Chamber’s Business and Government Forum
By David Sullivan, Economic Development Fellow
In these uncertain times, the Canadian Consul General in Boston, David Alward, assured attendees of the Chamber’s Business and Government Forum that the United States still has someone it can count on.
“One thing that is clear is that the relationship between the U.S. and Canada is very deep, very secure,” Alward said.
On October 27, Alward and the director of the U.S. Commercial Service in Boston, Jim Paul, joined the Chamber for a discussion about how each of them works to promote cross-border business relationships between New England and Canada. The forum is sponsored by Blue Cross Blue Shield of Massachusetts and Ventry Associates.
Alward has roots in both countries, being born in Beverly and then moving to New Brunswick, where he pursued a political career and eventually became premier of the Canadian province.

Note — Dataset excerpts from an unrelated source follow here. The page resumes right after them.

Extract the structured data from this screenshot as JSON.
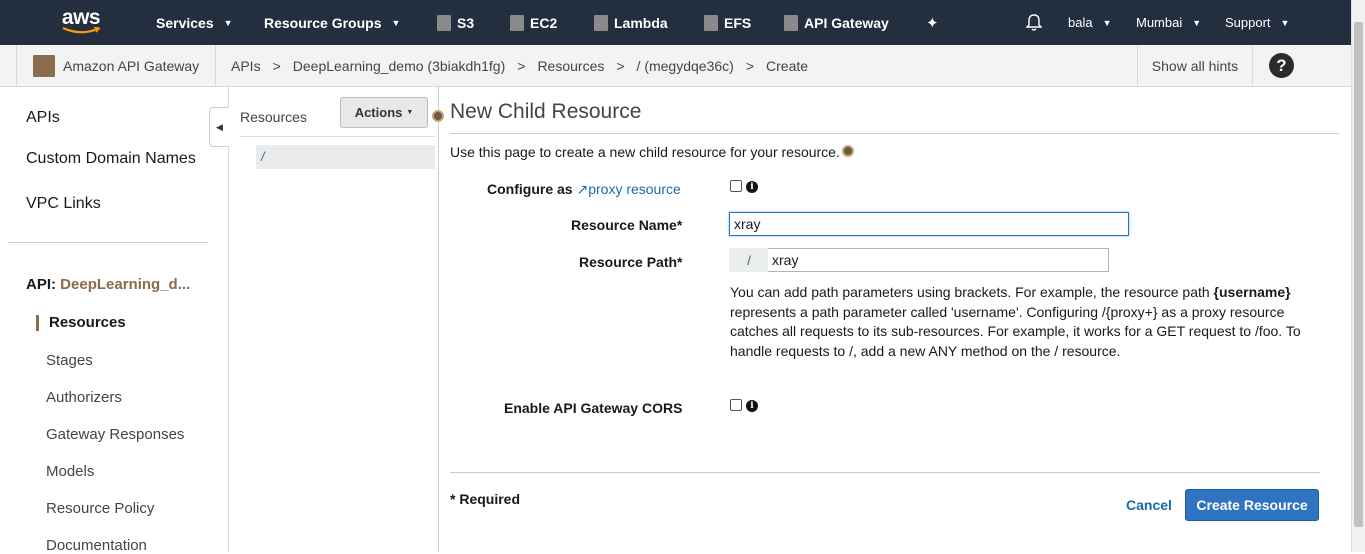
{
  "nav": {
    "logo_text": "aws",
    "services": "Services",
    "resource_groups": "Resource Groups",
    "shortcuts": [
      {
        "label": "S3",
        "icon": "s3-icon",
        "color": "#c7511f"
      },
      {
        "label": "EC2",
        "icon": "ec2-icon",
        "color": "#c7511f"
      },
      {
        "label": "Lambda",
        "icon": "lambda-icon",
        "color": "#c7511f"
      },
      {
        "label": "EFS",
        "icon": "efs-icon",
        "color": "#c7511f"
      },
      {
        "label": "API Gateway",
        "icon": "api-gateway-icon",
        "color": "#a0744a"
      }
    ],
    "user": "bala",
    "region": "Mumbai",
    "support": "Support"
  },
  "breadcrumb": {
    "service": "Amazon API Gateway",
    "items": [
      "APIs",
      "DeepLearning_demo (3biakdh1fg)",
      "Resources",
      "/ (megydqe36c)",
      "Create"
    ],
    "separator": ">",
    "hints": "Show all hints"
  },
  "sidebar": {
    "links": [
      "APIs",
      "Custom Domain Names",
      "VPC Links"
    ],
    "api_prefix": "API:",
    "api_name": "DeepLearning_d...",
    "active": "Resources",
    "items": [
      "Stages",
      "Authorizers",
      "Gateway Responses",
      "Models",
      "Resource Policy",
      "Documentation"
    ]
  },
  "resources_panel": {
    "title": "Resources",
    "actions": "Actions",
    "root": "/"
  },
  "form": {
    "title": "New Child Resource",
    "intro": "Use this page to create a new child resource for your resource.",
    "configure_label": "Configure as",
    "proxy_link": "proxy resource",
    "name_label": "Resource Name*",
    "name_value": "xray",
    "path_label": "Resource Path*",
    "path_prefix": "/",
    "path_value": "xray",
    "help_parts": {
      "a": "You can add path parameters using brackets. For example, the resource path ",
      "b": "{username}",
      "c": " represents a path parameter called 'username'. Configuring /{proxy+} as a proxy resource catches all requests to its sub-resources. For example, it works for a GET request to /foo. To handle requests to /, add a new ANY method on the / resource."
    },
    "cors_label": "Enable API Gateway CORS",
    "required_note": "* Required",
    "cancel": "Cancel",
    "submit": "Create Resource"
  },
  "colors": {
    "nav_bg": "#232f3e",
    "primary": "#2f73c3",
    "link": "#1a6aa8",
    "api_accent": "#8a6b4a"
  }
}
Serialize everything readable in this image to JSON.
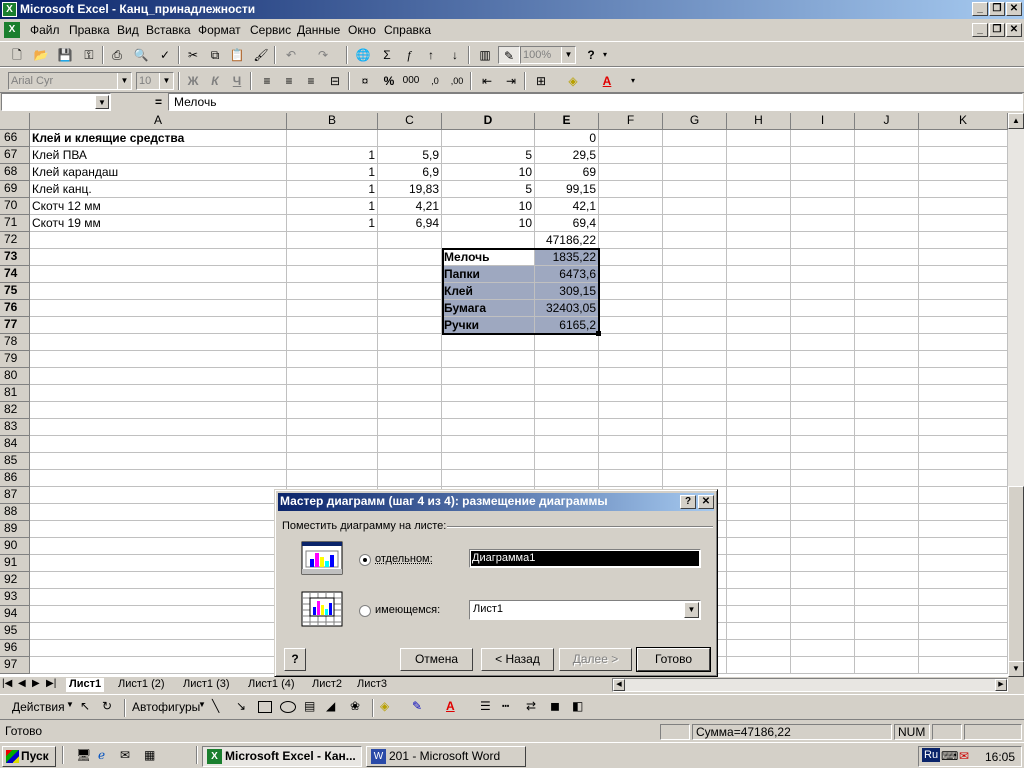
{
  "window": {
    "title": "Microsoft Excel - Канц_принадлежности",
    "app_icon": "excel-icon"
  },
  "menu": [
    {
      "label": "Файл"
    },
    {
      "label": "Правка"
    },
    {
      "label": "Вид"
    },
    {
      "label": "Вставка"
    },
    {
      "label": "Формат"
    },
    {
      "label": "Сервис"
    },
    {
      "label": "Данные"
    },
    {
      "label": "Окно"
    },
    {
      "label": "Справка"
    }
  ],
  "toolbar": {
    "zoom": "100%",
    "font": "Arial Cyr",
    "font_size": "10",
    "bold": "Ж",
    "italic": "К",
    "underline": "Ч",
    "percent": "%",
    "thousands": "000",
    "sigma": "Σ",
    "fx": "f",
    "help": "?"
  },
  "formula_bar": {
    "name_box": "",
    "equals": "=",
    "value": "Мелочь"
  },
  "columns": [
    {
      "label": "A"
    },
    {
      "label": "B"
    },
    {
      "label": "C"
    },
    {
      "label": "D"
    },
    {
      "label": "E"
    },
    {
      "label": "F"
    },
    {
      "label": "G"
    },
    {
      "label": "H"
    },
    {
      "label": "I"
    },
    {
      "label": "J"
    },
    {
      "label": "K"
    }
  ],
  "rows": [
    {
      "num": "66",
      "a": "Клей и клеящие средства",
      "b": "",
      "c": "",
      "d": "",
      "e": "0"
    },
    {
      "num": "67",
      "a": "Клей ПВА",
      "b": "1",
      "c": "5,9",
      "d": "5",
      "e": "29,5"
    },
    {
      "num": "68",
      "a": "Клей карандаш",
      "b": "1",
      "c": "6,9",
      "d": "10",
      "e": "69"
    },
    {
      "num": "69",
      "a": "Клей канц.",
      "b": "1",
      "c": "19,83",
      "d": "5",
      "e": "99,15"
    },
    {
      "num": "70",
      "a": "Скотч 12 мм",
      "b": "1",
      "c": "4,21",
      "d": "10",
      "e": "42,1"
    },
    {
      "num": "71",
      "a": "Скотч 19 мм",
      "b": "1",
      "c": "6,94",
      "d": "10",
      "e": "69,4"
    },
    {
      "num": "72",
      "a": "",
      "b": "",
      "c": "",
      "d": "",
      "e": "47186,22"
    },
    {
      "num": "73",
      "a": "",
      "b": "",
      "c": "",
      "d": "Мелочь",
      "e": "1835,22"
    },
    {
      "num": "74",
      "a": "",
      "b": "",
      "c": "",
      "d": "Папки",
      "e": "6473,6"
    },
    {
      "num": "75",
      "a": "",
      "b": "",
      "c": "",
      "d": "Клей",
      "e": "309,15"
    },
    {
      "num": "76",
      "a": "",
      "b": "",
      "c": "",
      "d": "Бумага",
      "e": "32403,05"
    },
    {
      "num": "77",
      "a": "",
      "b": "",
      "c": "",
      "d": "Ручки",
      "e": "6165,2"
    },
    {
      "num": "78"
    },
    {
      "num": "79"
    },
    {
      "num": "80"
    },
    {
      "num": "81"
    },
    {
      "num": "82"
    },
    {
      "num": "83"
    },
    {
      "num": "84"
    },
    {
      "num": "85"
    },
    {
      "num": "86"
    },
    {
      "num": "87"
    },
    {
      "num": "88"
    },
    {
      "num": "89"
    },
    {
      "num": "90"
    },
    {
      "num": "91"
    },
    {
      "num": "92"
    },
    {
      "num": "93"
    },
    {
      "num": "94"
    },
    {
      "num": "95"
    },
    {
      "num": "96"
    },
    {
      "num": "97"
    }
  ],
  "sheet_tabs": [
    "Лист1",
    "Лист1 (2)",
    "Лист1 (3)",
    "Лист1 (4)",
    "Лист2",
    "Лист3"
  ],
  "drawing_toolbar": {
    "actions": "Действия",
    "autoshapes": "Автофигуры"
  },
  "status_bar": {
    "ready": "Готово",
    "sum": "Сумма=47186,22",
    "num": "NUM"
  },
  "taskbar": {
    "start": "Пуск",
    "excel": "Microsoft Excel - Кан...",
    "word": "201 - Microsoft Word",
    "lang": "Ru",
    "clock": "16:05"
  },
  "dialog": {
    "title": "Мастер диаграмм (шаг 4 из 4): размещение диаграммы",
    "help_btn": "?",
    "close_btn": "✕",
    "group_label": "Поместить диаграмму на листе:",
    "option_separate": "отдельном:",
    "option_separate_value": "Диаграмма1",
    "option_existing": "имеющемся:",
    "option_existing_value": "Лист1",
    "cancel": "Отмена",
    "back": "< Назад",
    "next": "Далее >",
    "finish": "Готово"
  }
}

Working to Streamline Trade for Businesses
With the life sciences and technology sectors booming in Massachusetts, Alward’s work focuses on getting Canadian companies to share in the Commonwealth’s high-tech economy through exports and site selection. In this respect, Alward touted his office’s strong relationship with the U.S. Commercial Service in Boston.
Alward explained the work that his office conducts out of Boston, touching on three fundamental responsibilities: consular services for Canadians in the area, economic and political advocacy through government and chambers such as the Worcester Regional Chamber, and business development for Canadian companies looking to grow their exports to the United States.
Jim Paul concurred that this relationship between their offices was crucial. “In Canada, we work with our colleagues day in, day out in Ottawa, Montreal, and Calgary,” Paul said, referring to the Commercial Service’s satellite offices in Canadian cities. Paul expressed that the Chamber is also a useful liaison for outreach to Worcester on behalf of the Commercial Service.
Describing his office’s work as complementary to the consulate’s work, Paul discussed the ways in which they assist American businesses in exploring markets in Canada.
“One of our trade associates is always available to meet with a company,” Paul told the attendees. “Anything from the export process and logistics to marketing intelligence and business counseling.”
U.S. – Canada – Mexico Agreement
The forum also featured discussion about the relatively new U.S.-Canada-Mexico Agreement, referred to as the USMCA, and how it affects international trade in North America.
On the USMCA, both speakers agreed that the trade agreement provides a more modern understanding of the relationship between Canada and the U.S.
According to Alward, the USMCA brings more positive changes in labor and environmental standards and gender equity when compared to the old agreement known as NAFTA. It also emphasizes the importance of e-commerce, cooperation in automobile manufacturing, and improved wages in Mexico.
Despite the upheavals in the U.S. resulting from the pandemic, it being an election year, and a national reckoning with racial justice, both speakers were not concerned about the U.S. and Canada’s relationship. They both noted that previous social and political changes have done little to harm the friendship between these two long-standing allies.
BY THE NUMBERS: Trade between the regions is big business
Canada is currently the largest international importer of American goods, and overall trade between our two countries totaled an estimated $718 billion in 2019.
Worcester and Massachusetts also have deep ties to Canada, going all the way back to the tens of thousands of French and English-speaking Canadians who immigrated to Central Massachusetts in the 1800s.
Massachusetts itself exports $2.9 billion in goods to Canada annually, mostly in scientific and medical equipment and machinery. The Commonwealth imports $8.1 billion in Canadian goods, mostly in agriculture and energy. There are over 200 Canadian-owned companies operating in Massachusetts, employing more than 26,000 people across a wide range of industries.